Choose a tag to compare

@stevereiner stevereiner released this 14 May 06:49
· 8 commits to main since this release

v0.6.0 LlamaIndex or LangChain, 15 graph (8 + ArangoDB,AGE,Cosmos,SurrealDB,Spanner,HugeGraph,TigerGraph). 4 RDF (3 + Neptune RDF), 10 vector, 3 search

  1. 15 total property graph databases — 8 existing LlamaIndex stores with LangChain versions
    added (Neo4j, ArcadeDB, FalkorDB, Memgraph, NebulaGraph, Neptune, Neptune Analytics,
    LadybugDB); 6 new LC-only stores (ArangoDB, Apache AGE, Azure Cosmos DB Gremlin, Apache
    HugeGraph, SurrealDB, TigerGraph); 1 new LI-only store (Google Cloud Spanner)

  2. 10 LangChain vector backends (Qdrant, Elasticsearch, Milvus, Weaviate, LanceDB, Chroma,
    Pinecone, pgvector, OpenSearch, Neo4j vector); 3 LangChain search backends (Elasticsearch,
    OpenSearch, BM25); 4 RDF/triple-store backends (Fuseki, GraphDB, Oxigraph + new Amazon
    Neptune RDF with IAM SigV4 auth)

  3. flexible-graphrag now runs fully on LlamaIndex, fully on LangChain, or any mix — both
    frameworks are first-class peers. Each pipeline stage is independently configurable:
    CHUNKER_BACKEND, KG_EXTRACTOR_BACKEND, GRAPH_BACKEND, VECTOR_BACKEND, SEARCH_BACKEND,
    RETRIEVAL_FUSION, LLM_PROVIDER, EMBEDDING_KIND. Note: document readers / data sources
    remain LlamaIndex-based (first pipeline stage). LangChain-only graph stores auto-select
    GRAPH_BACKEND=langchain.

  4. Retrievers for both LI and LC with fusion support for both frameworks (RETRIEVAL_FUSION=
    llamaindex uses QueryFusionRetriever; =langchain uses EnsembleRetriever when all stores are
    LC-backed). LangChain retrievers include: Synonym Exploder (expands query terms for vector
    search), pg_vector + neighborhood traversal for Neo4j (LANGCHAIN_PG_VECTOR_SEARCH,
    USE_PG_NEIGHBORHOOD), and text-to-query graph QA for all LC property graph stores (generates
    Cypher for Neo4j/ArcadeDB/Memgraph/FalkorDB/Ladybug/AGE, GQL for HugeGraph, SurrealQL for
    SurrealDB, AQL for ArangoDB, SPARQL for all RDF stores).

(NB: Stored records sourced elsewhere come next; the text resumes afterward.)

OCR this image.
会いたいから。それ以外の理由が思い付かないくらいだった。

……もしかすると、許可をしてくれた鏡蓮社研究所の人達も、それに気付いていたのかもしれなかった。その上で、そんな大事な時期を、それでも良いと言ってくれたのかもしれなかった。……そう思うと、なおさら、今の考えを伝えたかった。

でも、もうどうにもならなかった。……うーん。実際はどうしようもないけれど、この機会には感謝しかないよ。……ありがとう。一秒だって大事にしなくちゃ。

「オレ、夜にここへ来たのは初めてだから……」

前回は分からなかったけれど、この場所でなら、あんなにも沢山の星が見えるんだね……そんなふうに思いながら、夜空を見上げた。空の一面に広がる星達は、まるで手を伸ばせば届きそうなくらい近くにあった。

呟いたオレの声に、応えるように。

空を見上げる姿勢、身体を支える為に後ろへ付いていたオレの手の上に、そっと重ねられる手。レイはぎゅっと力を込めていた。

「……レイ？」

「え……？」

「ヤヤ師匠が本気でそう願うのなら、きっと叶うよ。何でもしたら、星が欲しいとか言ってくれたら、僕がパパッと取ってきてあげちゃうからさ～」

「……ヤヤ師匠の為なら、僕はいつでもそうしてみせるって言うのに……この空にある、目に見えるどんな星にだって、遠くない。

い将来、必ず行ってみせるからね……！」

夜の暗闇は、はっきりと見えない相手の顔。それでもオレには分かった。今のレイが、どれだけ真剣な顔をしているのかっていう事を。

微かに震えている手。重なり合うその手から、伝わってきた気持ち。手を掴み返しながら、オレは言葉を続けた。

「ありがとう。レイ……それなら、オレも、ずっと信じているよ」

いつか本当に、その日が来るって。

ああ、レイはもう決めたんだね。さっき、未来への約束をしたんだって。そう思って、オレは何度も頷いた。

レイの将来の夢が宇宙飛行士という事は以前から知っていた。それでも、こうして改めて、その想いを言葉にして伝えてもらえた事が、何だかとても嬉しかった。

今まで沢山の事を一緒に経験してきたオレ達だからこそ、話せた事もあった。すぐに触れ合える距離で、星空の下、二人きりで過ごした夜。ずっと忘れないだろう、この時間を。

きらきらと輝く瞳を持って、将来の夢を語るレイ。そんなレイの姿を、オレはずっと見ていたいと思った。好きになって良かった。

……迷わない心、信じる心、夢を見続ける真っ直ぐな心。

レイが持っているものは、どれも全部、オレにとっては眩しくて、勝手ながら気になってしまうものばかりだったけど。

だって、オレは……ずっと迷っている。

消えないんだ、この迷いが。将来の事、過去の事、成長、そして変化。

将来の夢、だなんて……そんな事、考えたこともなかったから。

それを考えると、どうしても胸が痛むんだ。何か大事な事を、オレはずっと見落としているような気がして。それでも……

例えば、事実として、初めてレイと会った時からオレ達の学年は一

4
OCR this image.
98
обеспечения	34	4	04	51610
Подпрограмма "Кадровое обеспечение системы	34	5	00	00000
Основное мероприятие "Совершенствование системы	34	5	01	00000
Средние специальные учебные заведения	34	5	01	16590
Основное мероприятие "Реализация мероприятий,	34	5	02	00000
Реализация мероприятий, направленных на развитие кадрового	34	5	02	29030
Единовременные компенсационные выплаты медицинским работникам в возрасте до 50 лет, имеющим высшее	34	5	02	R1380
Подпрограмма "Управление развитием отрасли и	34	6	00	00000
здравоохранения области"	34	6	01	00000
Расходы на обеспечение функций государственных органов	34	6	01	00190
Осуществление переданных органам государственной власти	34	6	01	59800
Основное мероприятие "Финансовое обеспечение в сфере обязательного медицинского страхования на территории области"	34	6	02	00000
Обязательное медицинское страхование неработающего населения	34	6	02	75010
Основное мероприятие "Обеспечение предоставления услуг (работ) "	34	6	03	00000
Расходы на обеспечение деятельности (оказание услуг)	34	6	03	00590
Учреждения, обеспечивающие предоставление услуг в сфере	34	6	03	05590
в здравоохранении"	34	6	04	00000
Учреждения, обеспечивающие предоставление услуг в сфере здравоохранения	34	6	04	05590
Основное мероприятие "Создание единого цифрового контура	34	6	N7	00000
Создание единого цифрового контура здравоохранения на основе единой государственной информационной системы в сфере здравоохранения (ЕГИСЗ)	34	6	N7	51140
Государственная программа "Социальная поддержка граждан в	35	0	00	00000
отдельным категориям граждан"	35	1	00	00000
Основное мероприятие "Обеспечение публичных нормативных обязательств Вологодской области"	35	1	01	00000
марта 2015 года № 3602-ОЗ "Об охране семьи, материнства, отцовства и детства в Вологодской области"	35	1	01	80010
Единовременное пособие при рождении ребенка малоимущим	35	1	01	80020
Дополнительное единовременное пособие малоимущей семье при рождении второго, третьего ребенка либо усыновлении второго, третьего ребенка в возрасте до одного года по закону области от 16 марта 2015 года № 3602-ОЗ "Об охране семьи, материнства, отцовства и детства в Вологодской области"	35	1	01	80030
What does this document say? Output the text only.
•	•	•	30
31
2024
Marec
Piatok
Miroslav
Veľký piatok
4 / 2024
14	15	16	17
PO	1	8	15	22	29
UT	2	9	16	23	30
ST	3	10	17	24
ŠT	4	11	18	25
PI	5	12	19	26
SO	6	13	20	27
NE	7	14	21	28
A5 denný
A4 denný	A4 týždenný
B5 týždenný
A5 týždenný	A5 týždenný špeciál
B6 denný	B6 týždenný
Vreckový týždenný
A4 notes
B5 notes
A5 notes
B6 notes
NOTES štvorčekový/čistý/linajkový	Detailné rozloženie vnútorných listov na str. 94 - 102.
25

  5. Matrix test support — run_matrix.py / run_all_profiles.py; 24+ integration test profiles
    covering all PG, vector, search, RDF, and chunker combinations

  6. Docling OCR — DOCLING_OCR=true + DOCLING_OCR_ENGINE (auto / rapidocr / easyocr /
    tesseract_cli / tesserocr / ocrmac); optional extras for easyocr, tesserocr, ocrmac

  7. Incremental update (add, delete, modify) end-to-end across property graph, RDF,
    vector, and search databases on both LlamaIndex and LangChain backends

  8. scripts/cleanup.py — all 15 property graph stores have native-client cleanup; early skip
    when store stage disabled to improve speed, postgres document state / datasource config
    tabvle cleanup skipped ifuse incremental update false.

  9. Observability — upgraded OpenLIT + OpenInference LangChain instrumentation; both OTLP
    producers (LlamaIndex via OpenLIT, LangChain via OpenInference) work simultaneously

  10. Docs site (zensical 0.0.40) + major doc updates — ARCHITECTURE.md (15 PG stores, 13 LLM
    providers, framework backends section), per-store setup guides (Cosmos Gremlin, Neptune,
    Spanner), CONFIG-PROPERTY-GRAPH, DATABASE-CONFIGURATION, UI-TAB-SEARCH, MCP-TOOLS; all
    broken links fixed, README.md updated

  11. Per-store config isolation — each database and LLM/embedding provider has its own typed
    config env var ({TYPE}_GRAPH_DB_CONFIG, {TYPE}_VECTOR_DB_CONFIG, {TYPE}_SEARCH_DB_CONFIG,
    {KIND}_EMBEDDING_MODEL, etc.); per-store config takes precedence over generic fallback; no
    shared config collisions across stores

  12. Time logging now separates out KG extraction time from graph storage time.